Innovation Week, News

rubenby Tyler Mueller, UNeMed

OMAHA, Neb. (October 20, 2015)—Featured speaker Adam Ruben, Ph.D., joked about the grueling, thankless, tiring process of obtaining his Ph.D., and why he still didn’t completely hate it.

As part of UNeMed’s Innovation Week, Dr. Ruben—author of “Surviving Your Stupid, Stupid Decision to Go to Grad School”—entertained an estimated audience of 80 with his negative experiences in graduate school, but also offered a bit of serious advice for careers outside the lab.

Dr. Ruben first marveled at UNMC’s graduate program, which he called the “unicorn of grad school” because students here typically finish their programs within five or six years. “That’s not normal,” he said. “You guys are in an unusually good place.”

He then relayed a story about his sixth-year in grad school, where his advisor demanded data for a seminar in three days.
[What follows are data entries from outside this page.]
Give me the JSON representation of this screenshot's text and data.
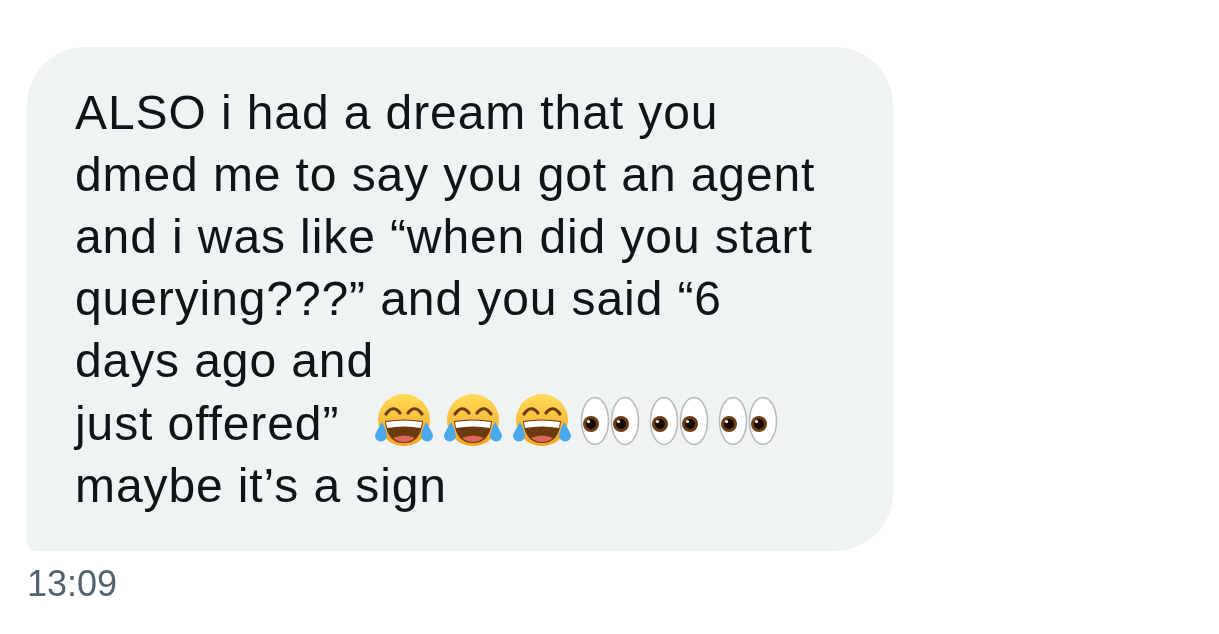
{
  "message": {
    "blocks": [
      {
        "text": "ALSO i had a dream that you\ndmed me to say you got an agent\nand i was like “when did you start\nquerying???” and you said “6\ndays ago and"
      },
      {
        "text": "just offered”",
        "emojis": [
          {
            "kind": "laughing-tears"
          },
          {
            "kind": "laughing-tears"
          },
          {
            "kind": "laughing-tears"
          },
          {
            "kind": "eyes"
          },
          {
            "kind": "eyes"
          },
          {
            "kind": "eyes"
          }
        ]
      },
      {
        "text": "maybe it’s a sign"
      }
    ]
  },
  "timestamp": "13:09"
}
Dr. Ruben said he worked 63 hours over three days to meet the deadline, which left only three hours for sleep each night. The problem was when he got home the first night, his basement-level bedroom was flooded with raw sewage. Without enough time or resources to resolve the reeking filth in his bedroom, Dr. Ruben continued his work—and got what sleep he could in his flooded room.

He made the deadline, but when it came time to present Dr. Ruben’s data during the seminar, the advisor did not even include in the presentation.
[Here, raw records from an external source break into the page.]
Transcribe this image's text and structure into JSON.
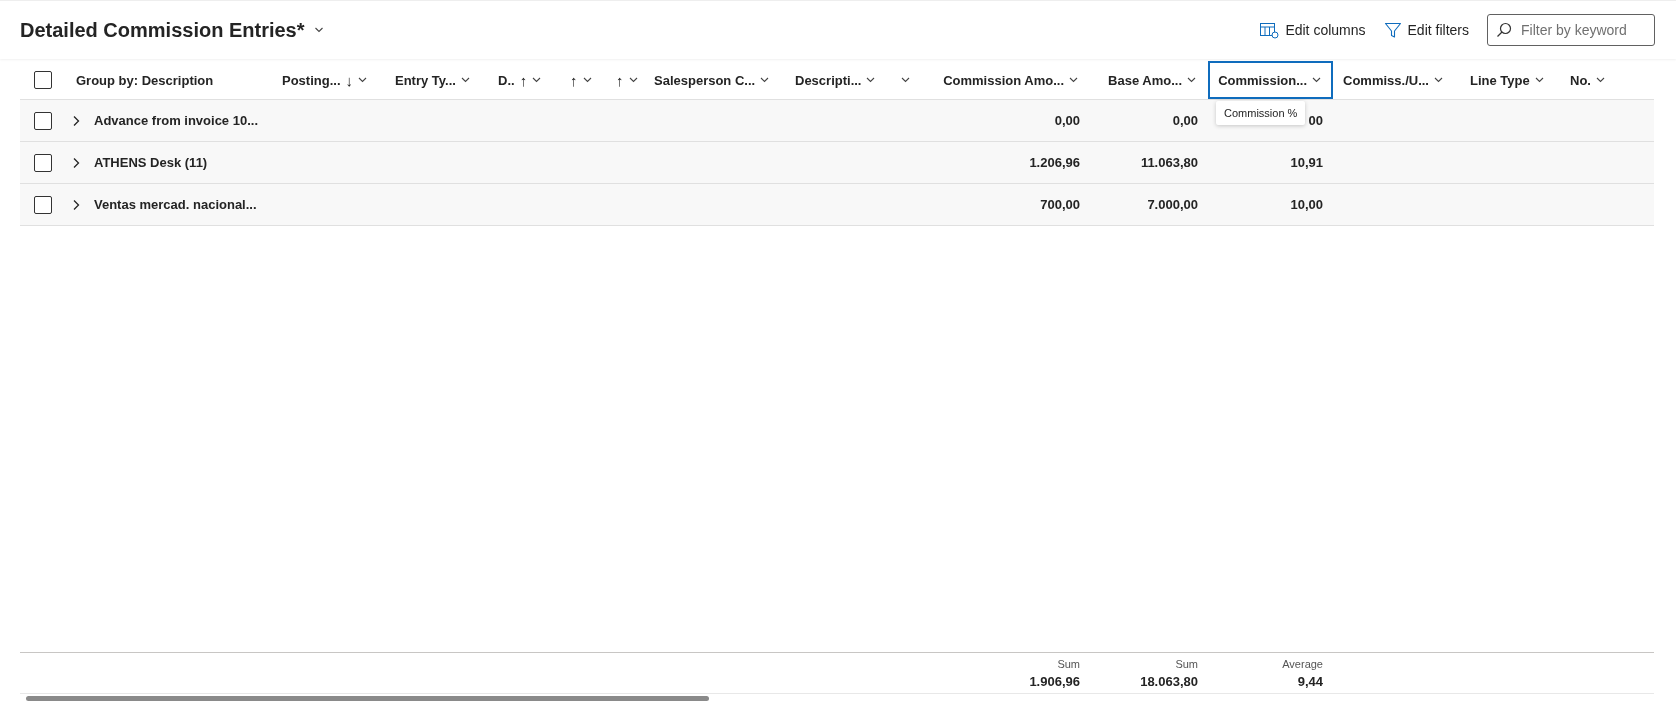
{
  "title": "Detailed Commission Entries*",
  "toolbar": [
    {
      "kind": "columns",
      "label": "Edit columns"
    },
    {
      "kind": "filter",
      "label": "Edit filters"
    }
  ],
  "search": {
    "placeholder": "Filter by keyword"
  },
  "select_all": {
    "selected": false
  },
  "columns": [
    {
      "label": "Group by: Description",
      "focused": false
    },
    {
      "label": "Posting...",
      "sort": "↓",
      "menu": true,
      "focused": false
    },
    {
      "label": "Entry Ty...",
      "menu": true,
      "focused": false
    },
    {
      "label": "D..",
      "sort": "↑",
      "menu": true,
      "focused": false
    },
    {
      "sort": "↑",
      "menu": true,
      "focused": false
    },
    {
      "sort": "↑",
      "menu": true,
      "focused": false
    },
    {
      "label": "Salesperson C...",
      "menu": true,
      "focused": false
    },
    {
      "label": "Descripti...",
      "menu": true,
      "focused": false
    },
    {
      "menu": true,
      "focused": false
    },
    {
      "label": "Commission Amo...",
      "menu": true,
      "focused": false,
      "total": {
        "label": "Sum",
        "value": "1.906,96"
      }
    },
    {
      "label": "Base Amo...",
      "menu": true,
      "focused": false,
      "total": {
        "label": "Sum",
        "value": "18.063,80"
      }
    },
    {
      "label": "Commission...",
      "menu": true,
      "focused": true,
      "tooltip": "Commission %",
      "total": {
        "label": "Average",
        "value": "9,44"
      }
    },
    {
      "label": "Commiss./U...",
      "menu": true,
      "focused": false
    },
    {
      "label": "Line Type",
      "menu": true,
      "focused": false
    },
    {
      "label": "No.",
      "menu": true,
      "focused": false
    }
  ],
  "rows": [
    {
      "group": "Advance from invoice 10...",
      "selected": false,
      "expanded": false,
      "commission_amount": "0,00",
      "base_amount": "0,00",
      "commission_pct": "00"
    },
    {
      "group": "ATHENS Desk (11)",
      "selected": false,
      "expanded": false,
      "commission_amount": "1.206,96",
      "base_amount": "11.063,80",
      "commission_pct": "10,91"
    },
    {
      "group": "Ventas mercad. nacional...",
      "selected": false,
      "expanded": false,
      "commission_amount": "700,00",
      "base_amount": "7.000,00",
      "commission_pct": "10,00"
    }
  ]
}
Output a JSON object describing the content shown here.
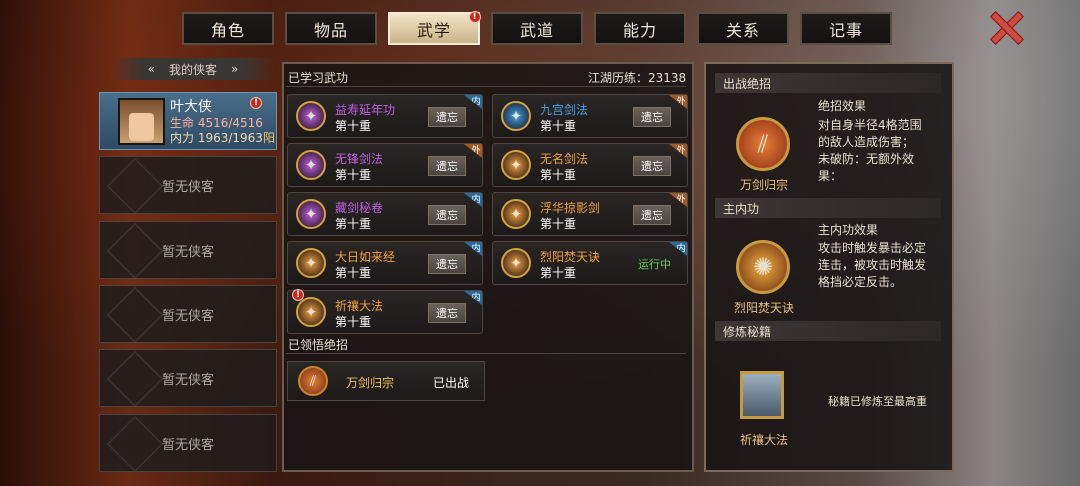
{
  "tabs": [
    {
      "label": "角色"
    },
    {
      "label": "物品"
    },
    {
      "label": "武学"
    },
    {
      "label": "武道"
    },
    {
      "label": "能力"
    },
    {
      "label": "关系"
    },
    {
      "label": "记事"
    }
  ],
  "tab_badge": "!",
  "sidebar": {
    "title": "我的侠客",
    "hero": {
      "name": "叶大侠",
      "hp": "生命 4516/4516",
      "mp": "内力 1963/1963",
      "yin_yang": "阳"
    },
    "empty_label": "暂无侠客"
  },
  "learned": {
    "title": "已学习武功",
    "exp": "江湖历练：23138"
  },
  "skills": [
    {
      "name": "益寿延年功",
      "level": "第十重",
      "action": "遗忘",
      "type": "内",
      "color": "#c060e0",
      "icon": "swirl-icon"
    },
    {
      "name": "九宫剑法",
      "level": "第十重",
      "action": "遗忘",
      "type": "外",
      "color": "#40a0e8",
      "icon": "sword-fan-icon"
    },
    {
      "name": "无锋剑法",
      "level": "第十重",
      "action": "遗忘",
      "type": "外",
      "color": "#c060e0",
      "icon": "blade-icon"
    },
    {
      "name": "无名剑法",
      "level": "第十重",
      "action": "遗忘",
      "type": "外",
      "color": "#f0a040",
      "icon": "slash-icon"
    },
    {
      "name": "藏剑秘卷",
      "level": "第十重",
      "action": "遗忘",
      "type": "内",
      "color": "#c060e0",
      "icon": "scroll-icon"
    },
    {
      "name": "浮华掠影剑",
      "level": "第十重",
      "action": "遗忘",
      "type": "外",
      "color": "#f0a040",
      "icon": "shadow-sword-icon"
    },
    {
      "name": "大日如来经",
      "level": "第十重",
      "action": "遗忘",
      "type": "内",
      "color": "#f0a040",
      "icon": "sun-icon"
    },
    {
      "name": "烈阳焚天诀",
      "level": "第十重",
      "action": "运行中",
      "type": "内",
      "color": "#f0a040",
      "icon": "flame-icon"
    },
    {
      "name": "祈禳大法",
      "level": "第十重",
      "action": "遗忘",
      "type": "内",
      "color": "#f0a040",
      "icon": "prayer-icon"
    }
  ],
  "comprehended": {
    "title": "已领悟绝招",
    "name": "万剑归宗",
    "status": "已出战"
  },
  "right": {
    "battle_title": "出战绝招",
    "ult_caption": "万剑归宗",
    "ult_effect_title": "绝招效果",
    "ult_effect_lines": [
      "对自身半径4格范围",
      "的敌人造成伤害；",
      "未破防：无额外效",
      "果："
    ],
    "main_title": "主内功",
    "main_caption": "烈阳焚天诀",
    "main_effect_title": "主内功效果",
    "main_effect_lines": [
      "攻击时触发暴击必定",
      "连击，被攻击时触发",
      "格挡必定反击。"
    ],
    "train_title": "修炼秘籍",
    "train_caption": "祈禳大法",
    "train_status": "秘籍已修炼至最高重"
  }
}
The entire experience, he felt, perfectly summed up graduate school.

“And so, it was with that, that I decided to write this book,” Dr. Ruben said.
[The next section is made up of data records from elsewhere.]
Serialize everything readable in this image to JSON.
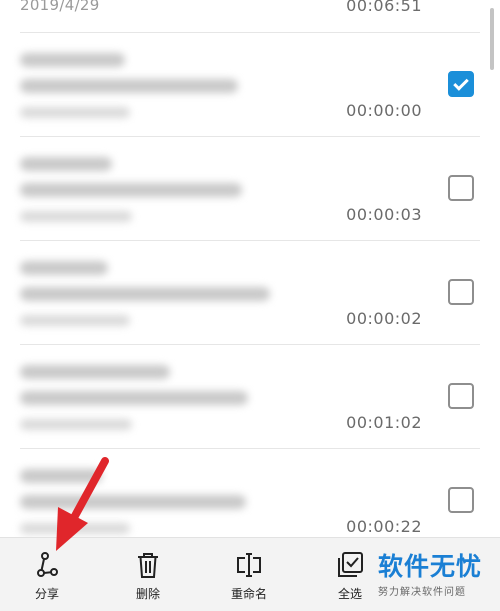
{
  "top_item": {
    "date": "2019/4/29",
    "duration": "00:06:51"
  },
  "recordings": [
    {
      "duration": "00:00:00",
      "checked": true
    },
    {
      "duration": "00:00:03",
      "checked": false
    },
    {
      "duration": "00:00:02",
      "checked": false
    },
    {
      "duration": "00:01:02",
      "checked": false
    },
    {
      "duration": "00:00:22",
      "checked": false
    }
  ],
  "toolbar": {
    "share_label": "分享",
    "delete_label": "删除",
    "rename_label": "重命名",
    "select_all_label": "全选"
  },
  "icons": {
    "share": "share-icon",
    "delete": "trash-icon",
    "rename": "rename-icon",
    "select_all": "select-all-icon",
    "checkbox": "checkbox-icon"
  },
  "watermark": {
    "title": "软件无忧",
    "subtitle": "努力解决软件问题"
  },
  "colors": {
    "accent": "#1b8fd9",
    "watermark": "#1a7fd4",
    "arrow": "#e0262b"
  }
}
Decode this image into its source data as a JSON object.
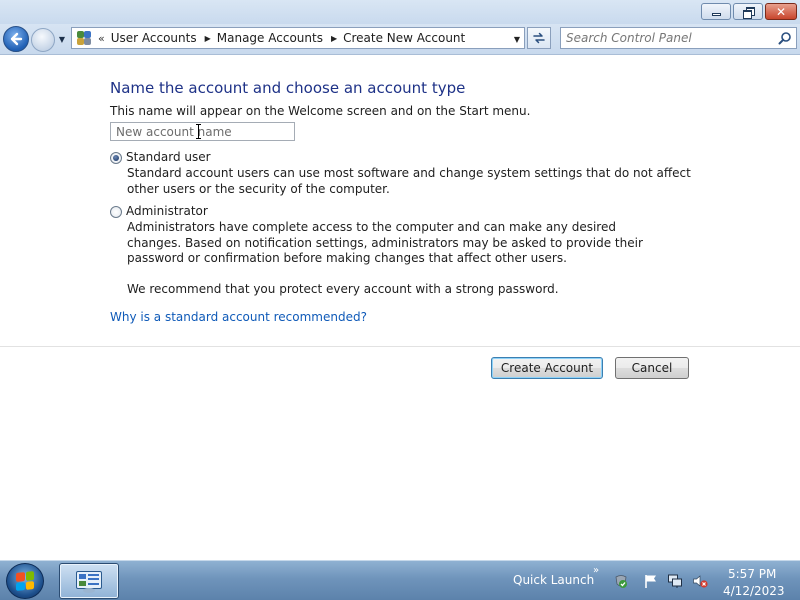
{
  "window": {
    "minimize_icon": "minimize-icon",
    "maximize_icon": "restore-icon",
    "close_icon": "close-icon"
  },
  "navigation": {
    "back_icon": "back-arrow-icon",
    "forward_icon": "forward-arrow-icon",
    "breadcrumb": [
      "User Accounts",
      "Manage Accounts",
      "Create New Account"
    ],
    "search_placeholder": "Search Control Panel"
  },
  "form": {
    "heading": "Name the account and choose an account type",
    "name_hint": "This name will appear on the Welcome screen and on the Start menu.",
    "name_placeholder": "New account name",
    "name_value": "",
    "options": [
      {
        "label": "Standard user",
        "description": "Standard account users can use most software and change system settings that do not affect other users or the security of the computer.",
        "selected": true
      },
      {
        "label": "Administrator",
        "description": "Administrators have complete access to the computer and can make any desired changes. Based on notification settings, administrators may be asked to provide their password or confirmation before making changes that affect other users.",
        "selected": false
      }
    ],
    "recommendation": "We recommend that you protect every account with a strong password.",
    "help_link": "Why is a standard account recommended?",
    "create_button": "Create Account",
    "cancel_button": "Cancel"
  },
  "taskbar": {
    "quick_launch": "Quick Launch",
    "clock_time": "5:57 PM",
    "clock_date": "4/12/2023"
  },
  "colors": {
    "heading": "#1e3287",
    "link": "#0f5ab8",
    "taskbar": "#6f94bb"
  }
}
Dr. Ruben read passages from his book, poking fun at various aspects of graduate school, including the exhausting process of having his advisor and committee members all want to put their own spin on his thesis, and all the ridiculous ways students try to remember ridiculous amounts of knowledge.

Dr. Ruben urged students to do as many things as possible, even when they don’t seem very lucrative. Dr. Ruben judged high school science fairs. While he didn’t take away any career opportunities from it, it was something he enjoyed and learned from. Doing something might lead to something better, Dr. Ruben said.

“Doing nothing will lead to nothing,” he said.

Dr. Ruben also advised students to be open to other careers.

“Academic scientists are told, ‘You have two choices: You can be a tenure-track professor or you can be a failure,’” said Dr. Ruben.

Dr. Ruben argued that wasn’t the case, listing off careers such as science writing, science advocacy, consulting, industry science, and teaching.

Those kind of careers are often a result from meeting people at events and other activities that fall outside graduate work. He said it was a low-percentage to make the right kind of connection so it was important to continually engage in the things you enjoy.

But when it comes to graduate work, Dr. Ruben stressed that students take the initiative.

“Don’t wait for someone to make you do the work,” said Dr. Ruben. “You have more control over your destiny than you think you do.”